As the continent prepares for Africa Day celebrations, the 61st celebrations, it is high time for a damscus moment for Africans to start to empirically examine the success of the continent against the aspirations of the founding fathers.

Africans should start to examine abusive terrorism and counterterrorism operations, weak rule of law institutions, election-related abuses, mismanagement and corruption that fuel high unemployment rates especially among the youth, poverty, and inequality among others.

Failure to recognise basic economic and social rights such as the rights to food or health as well as legal rights are so rampant in Africa and the citizens of the continent should withbone accord start to demand respect for these and other rights.

There is high level of conflict-driven migration, underfunded and underperforming education and health systems, and underbudgeted social security programs, but still Africans are celebrating Africa Day.

Africa Day commemorates the founding of the Organisation of African Unity OAU (now known as the African Union) on 25 May, in 1963.

On 25 May, Africa in 1963, African nations came together to form the Organisation of African Unity, the precursor to the African Union (AU).

Every year, the 25 of May is a day to celebrate the many successes and progress made throughout the continent of Africa while also recognising each nation’s challenges.

Although there are many common challenges, Africa is not a monolith; it is complex and diverse, with over 1.2 billion people speaking over 3,000 languages in 54 countries.

Africans face unique challenges, but each year, the AU chooses a theme to help guide nations towards a common goal.

The 2024 theme of Africa Day is Educate an African Fit for the 21st Century: Building Resilient Education Systems for Increased Access to Inclusive, Lifelong, Quality, and Relevant Learning in Africa.” 

The day formally known as African freedom day and then African Liberation day, has its origin in the collective African resistance to colonialism and economic exploitation.

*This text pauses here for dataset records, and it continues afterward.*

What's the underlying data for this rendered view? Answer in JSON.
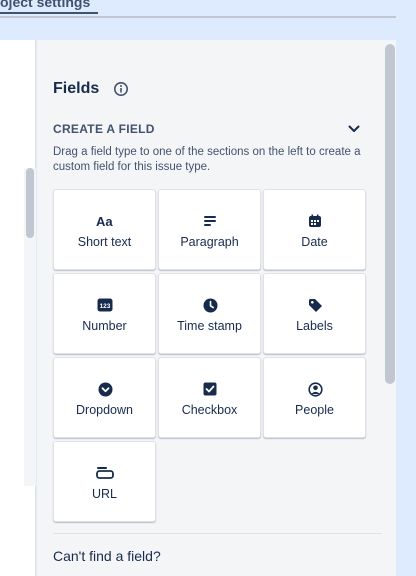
{
  "top": {
    "tab_label": "oject settings"
  },
  "panel": {
    "title": "Fields",
    "section_heading": "CREATE A FIELD",
    "description": "Drag a field type to one of the sections on the left to create a custom field for this issue type.",
    "footer_text": "Can't find a field?"
  },
  "field_types": [
    {
      "label": "Short text",
      "icon": "text-aa-icon"
    },
    {
      "label": "Paragraph",
      "icon": "paragraph-icon"
    },
    {
      "label": "Date",
      "icon": "calendar-icon"
    },
    {
      "label": "Number",
      "icon": "number-123-icon"
    },
    {
      "label": "Time stamp",
      "icon": "clock-icon"
    },
    {
      "label": "Labels",
      "icon": "tag-icon"
    },
    {
      "label": "Dropdown",
      "icon": "dropdown-icon"
    },
    {
      "label": "Checkbox",
      "icon": "checkbox-icon"
    },
    {
      "label": "People",
      "icon": "person-icon"
    },
    {
      "label": "URL",
      "icon": "link-icon"
    }
  ],
  "colors": {
    "page_bg": "#deebff",
    "panel_bg": "#f4f5f7",
    "card_bg": "#ffffff",
    "text": "#172b4d",
    "icon": "#172b4d"
  }
}
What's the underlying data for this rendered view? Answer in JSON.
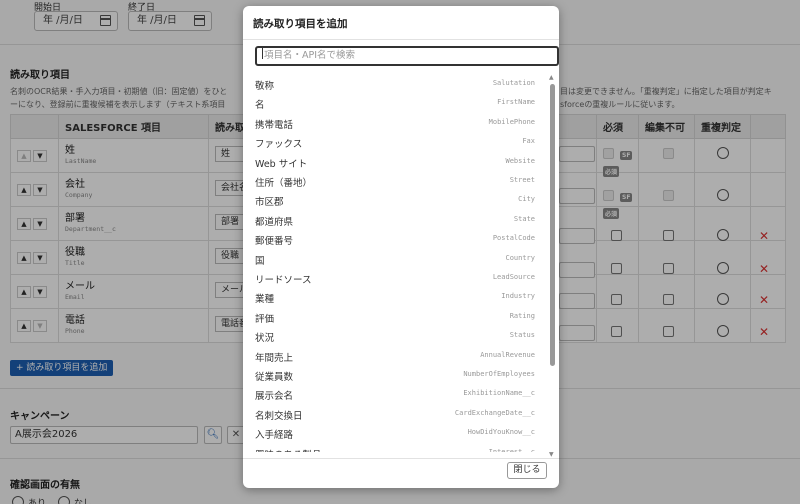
{
  "dates": {
    "start_label": "開始日",
    "start_value": "年 /月/日",
    "end_label": "終了日",
    "end_value": "年 /月/日"
  },
  "fields_section": {
    "title": "読み取り項目",
    "desc_left_1": "名刺のOCR結果・手入力項目・初期値（旧：固定値）をひと",
    "desc_left_2": "ーになり、登録前に重複候補を表示します（テキスト系項目",
    "desc_right_1": "目は変更できません。「重複判定」に指定した項目が判定キ",
    "desc_right_2": "sforceの重複ルールに従います。",
    "headers": {
      "sf_field": "SALESFORCE 項目",
      "read": "読み取",
      "required": "必須",
      "no_edit": "編集不可",
      "dup": "重複判定"
    },
    "rows": [
      {
        "name": "姓",
        "api": "LastName",
        "select": "姓"
      },
      {
        "name": "会社",
        "api": "Company",
        "select": "会社名"
      },
      {
        "name": "部署",
        "api": "Department__c",
        "select": "部署"
      },
      {
        "name": "役職",
        "api": "Title",
        "select": "役職"
      },
      {
        "name": "メール",
        "api": "Email",
        "select": "メール"
      },
      {
        "name": "電話",
        "api": "Phone",
        "select": "電話番号"
      }
    ],
    "sf_badge": "SF",
    "required_badge": "必須",
    "add_button": "+ 読み取り項目を追加"
  },
  "campaign": {
    "title": "キャンペーン",
    "value": "A展示会2026"
  },
  "confirm": {
    "title": "確認画面の有無",
    "yes": "あり",
    "no": "なし"
  },
  "modal": {
    "title": "読み取り項目を追加",
    "search_placeholder": "項目名・API名で検索",
    "items": [
      {
        "label": "敬称",
        "api": "Salutation"
      },
      {
        "label": "名",
        "api": "FirstName"
      },
      {
        "label": "携帯電話",
        "api": "MobilePhone"
      },
      {
        "label": "ファックス",
        "api": "Fax"
      },
      {
        "label": "Web サイト",
        "api": "Website"
      },
      {
        "label": "住所（番地）",
        "api": "Street"
      },
      {
        "label": "市区郡",
        "api": "City"
      },
      {
        "label": "都道府県",
        "api": "State"
      },
      {
        "label": "郵便番号",
        "api": "PostalCode"
      },
      {
        "label": "国",
        "api": "Country"
      },
      {
        "label": "リードソース",
        "api": "LeadSource"
      },
      {
        "label": "業種",
        "api": "Industry"
      },
      {
        "label": "評価",
        "api": "Rating"
      },
      {
        "label": "状況",
        "api": "Status"
      },
      {
        "label": "年間売上",
        "api": "AnnualRevenue"
      },
      {
        "label": "従業員数",
        "api": "NumberOfEmployees"
      },
      {
        "label": "展示会名",
        "api": "ExhibitionName__c"
      },
      {
        "label": "名刺交換日",
        "api": "CardExchangeDate__c"
      },
      {
        "label": "入手経路",
        "api": "HowDidYouKnow__c"
      },
      {
        "label": "興味のある製品",
        "api": "Interest__c"
      }
    ],
    "close_label": "閉じる"
  }
}
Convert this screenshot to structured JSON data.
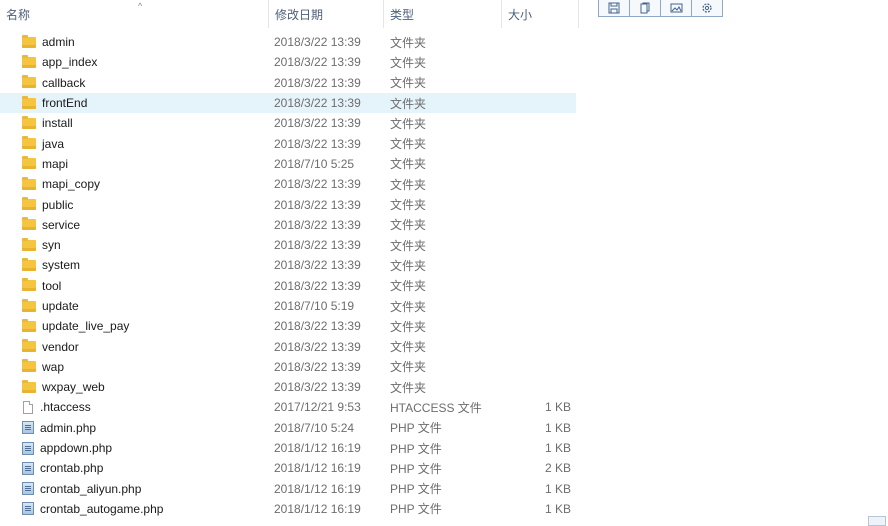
{
  "columns": {
    "name": "名称",
    "date": "修改日期",
    "type": "类型",
    "size": "大小"
  },
  "sort_indicator": "^",
  "toolbar": {
    "buttons": [
      "save-icon",
      "copy-icon",
      "image-icon",
      "settings-icon"
    ]
  },
  "files": [
    {
      "name": "admin",
      "date": "2018/3/22 13:39",
      "type": "文件夹",
      "size": "",
      "kind": "folder"
    },
    {
      "name": "app_index",
      "date": "2018/3/22 13:39",
      "type": "文件夹",
      "size": "",
      "kind": "folder"
    },
    {
      "name": "callback",
      "date": "2018/3/22 13:39",
      "type": "文件夹",
      "size": "",
      "kind": "folder"
    },
    {
      "name": "frontEnd",
      "date": "2018/3/22 13:39",
      "type": "文件夹",
      "size": "",
      "kind": "folder",
      "selected": true
    },
    {
      "name": "install",
      "date": "2018/3/22 13:39",
      "type": "文件夹",
      "size": "",
      "kind": "folder"
    },
    {
      "name": "java",
      "date": "2018/3/22 13:39",
      "type": "文件夹",
      "size": "",
      "kind": "folder"
    },
    {
      "name": "mapi",
      "date": "2018/7/10 5:25",
      "type": "文件夹",
      "size": "",
      "kind": "folder"
    },
    {
      "name": "mapi_copy",
      "date": "2018/3/22 13:39",
      "type": "文件夹",
      "size": "",
      "kind": "folder"
    },
    {
      "name": "public",
      "date": "2018/3/22 13:39",
      "type": "文件夹",
      "size": "",
      "kind": "folder"
    },
    {
      "name": "service",
      "date": "2018/3/22 13:39",
      "type": "文件夹",
      "size": "",
      "kind": "folder"
    },
    {
      "name": "syn",
      "date": "2018/3/22 13:39",
      "type": "文件夹",
      "size": "",
      "kind": "folder"
    },
    {
      "name": "system",
      "date": "2018/3/22 13:39",
      "type": "文件夹",
      "size": "",
      "kind": "folder"
    },
    {
      "name": "tool",
      "date": "2018/3/22 13:39",
      "type": "文件夹",
      "size": "",
      "kind": "folder"
    },
    {
      "name": "update",
      "date": "2018/7/10 5:19",
      "type": "文件夹",
      "size": "",
      "kind": "folder"
    },
    {
      "name": "update_live_pay",
      "date": "2018/3/22 13:39",
      "type": "文件夹",
      "size": "",
      "kind": "folder"
    },
    {
      "name": "vendor",
      "date": "2018/3/22 13:39",
      "type": "文件夹",
      "size": "",
      "kind": "folder"
    },
    {
      "name": "wap",
      "date": "2018/3/22 13:39",
      "type": "文件夹",
      "size": "",
      "kind": "folder"
    },
    {
      "name": "wxpay_web",
      "date": "2018/3/22 13:39",
      "type": "文件夹",
      "size": "",
      "kind": "folder"
    },
    {
      "name": ".htaccess",
      "date": "2017/12/21 9:53",
      "type": "HTACCESS 文件",
      "size": "1 KB",
      "kind": "file"
    },
    {
      "name": "admin.php",
      "date": "2018/7/10 5:24",
      "type": "PHP 文件",
      "size": "1 KB",
      "kind": "php"
    },
    {
      "name": "appdown.php",
      "date": "2018/1/12 16:19",
      "type": "PHP 文件",
      "size": "1 KB",
      "kind": "php"
    },
    {
      "name": "crontab.php",
      "date": "2018/1/12 16:19",
      "type": "PHP 文件",
      "size": "2 KB",
      "kind": "php"
    },
    {
      "name": "crontab_aliyun.php",
      "date": "2018/1/12 16:19",
      "type": "PHP 文件",
      "size": "1 KB",
      "kind": "php"
    },
    {
      "name": "crontab_autogame.php",
      "date": "2018/1/12 16:19",
      "type": "PHP 文件",
      "size": "1 KB",
      "kind": "php"
    }
  ]
}
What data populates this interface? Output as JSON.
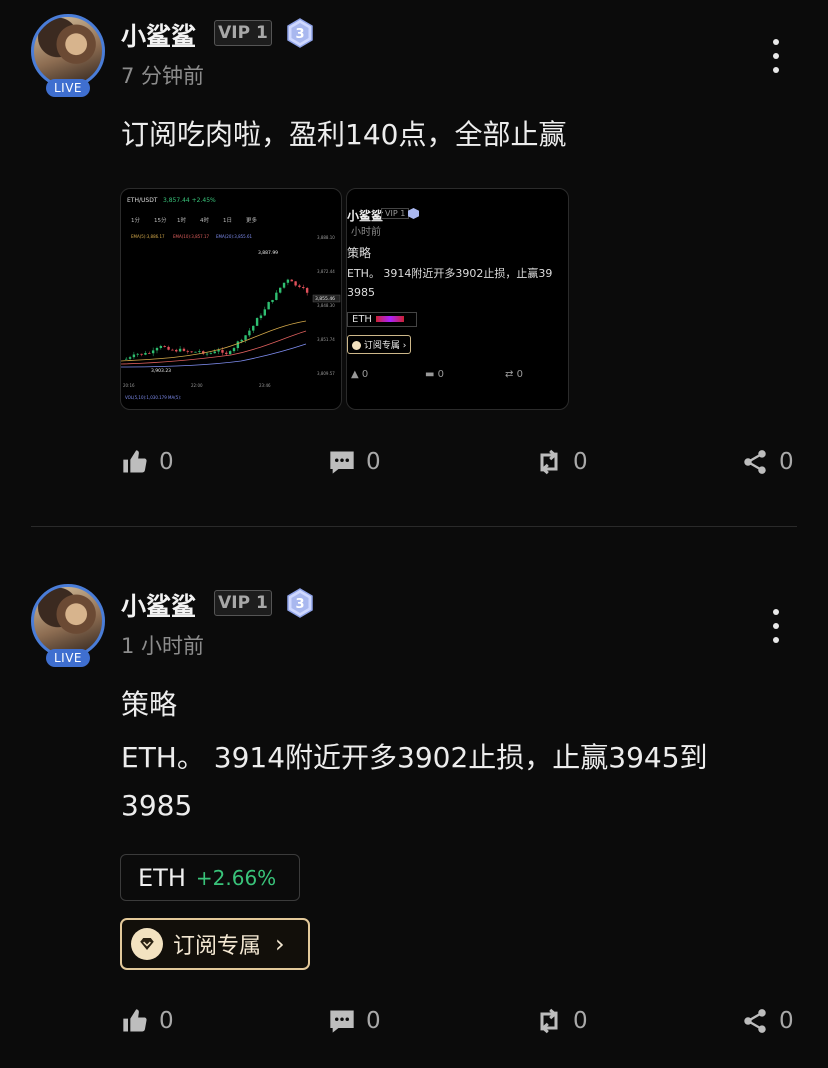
{
  "posts": [
    {
      "author": "小鲨鲨",
      "vip": "VIP 1",
      "level": "3",
      "live": "LIVE",
      "time": "7 分钟前",
      "text": "订阅吃肉啦，盈利140点，全部止赢",
      "thumb_chart": {
        "pair": "ETH/USDT",
        "price_line": "3,857.44 +2.45%",
        "intervals": [
          "1分",
          "15分",
          "1时",
          "4时",
          "1日",
          "更多"
        ],
        "high_label": "3,887.99",
        "low_label": "3,903.23",
        "current_label": "3,855.46",
        "right_ticks": [
          "3,888.10",
          "3,872.44",
          "3,848.30",
          "3,851.74",
          "3,809.57"
        ],
        "x_ticks": [
          "20:16",
          "22:00",
          "23:46"
        ]
      },
      "thumb_post": {
        "author": "小鲨鲨",
        "vip": "VIP 1",
        "time": "小时前",
        "line1": "策略",
        "line2": "ETH。 3914附近开多3902止损，止赢39",
        "line3": "3985",
        "tag": "ETH",
        "sub": "订阅专属",
        "counts": [
          "0",
          "0",
          "0"
        ]
      },
      "actions": {
        "like": "0",
        "comment": "0",
        "repost": "0",
        "share": "0"
      }
    },
    {
      "author": "小鲨鲨",
      "vip": "VIP 1",
      "level": "3",
      "live": "LIVE",
      "time": "1 小时前",
      "text_lines": [
        "策略",
        "ETH。 3914附近开多3902止损，止赢3945到",
        "3985"
      ],
      "tag": {
        "symbol": "ETH",
        "change": "+2.66%"
      },
      "subscribe_label": "订阅专属",
      "actions": {
        "like": "0",
        "comment": "0",
        "repost": "0",
        "share": "0"
      }
    }
  ],
  "colors": {
    "background": "#0b0b0b",
    "live_badge": "#3f6fd0",
    "gain": "#39c37a",
    "subscribe_border": "#e3c99a"
  }
}
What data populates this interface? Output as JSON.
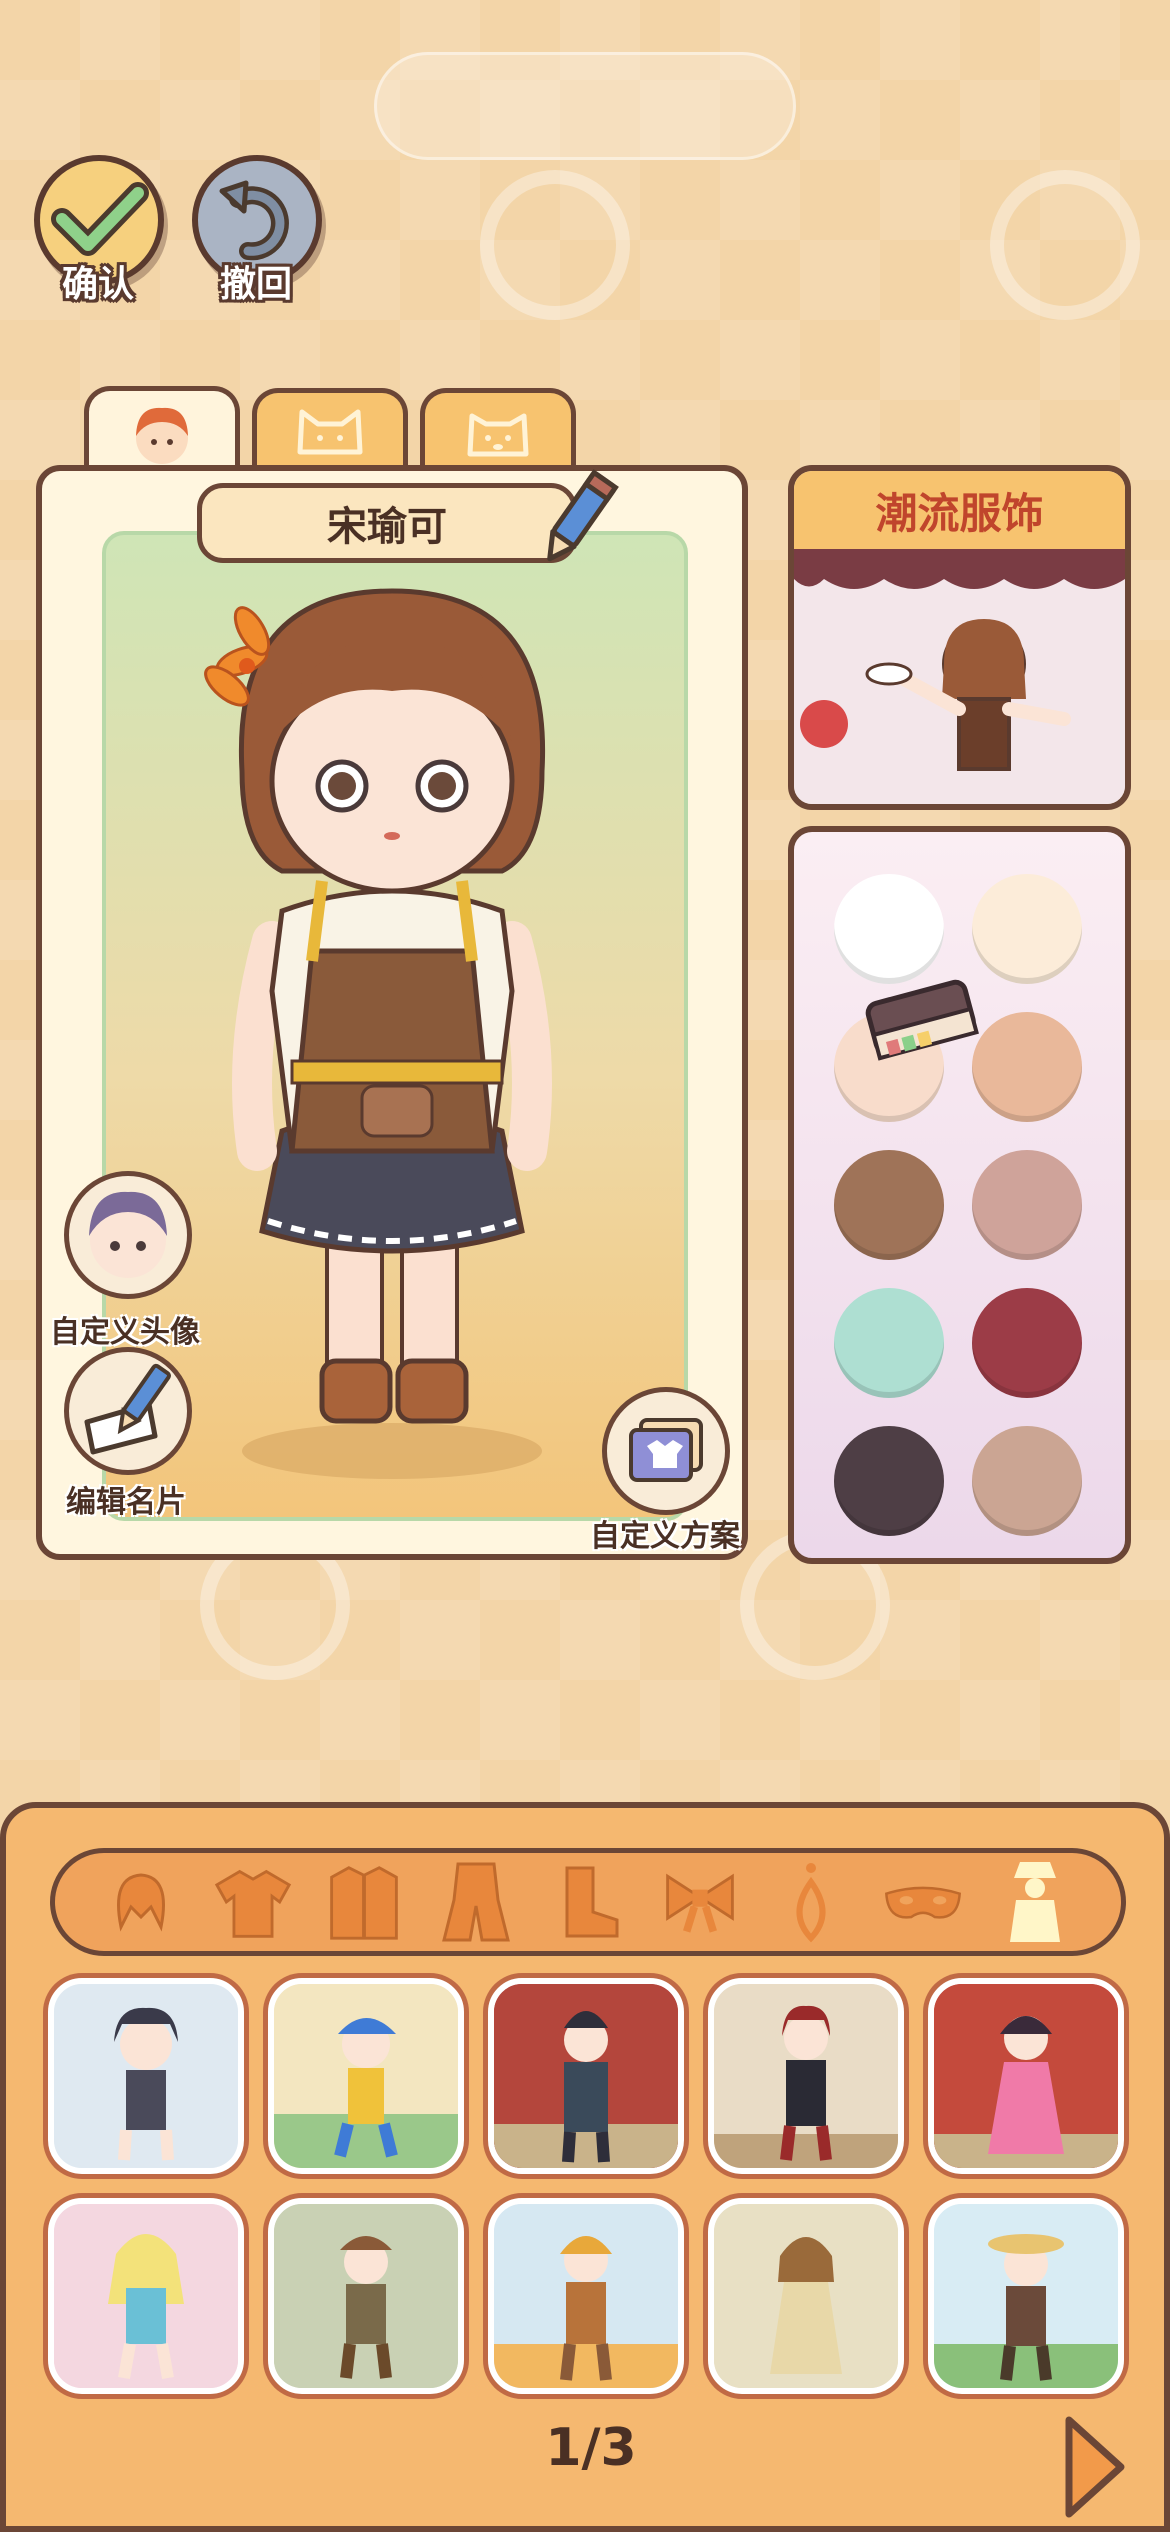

The day was, and is, intended to highlight Africa’s continued collective struggle against adversity. 

It is a day to celebrate how far Africa has come against the odds and to recognise how much more needs to be done to ensure that all Africans can live healthy and happy lives.

As things glaringly appear, there is nothing new to celebrate on Africa Day, the Day should be taken as a day of commisserating Africa’s lack of development.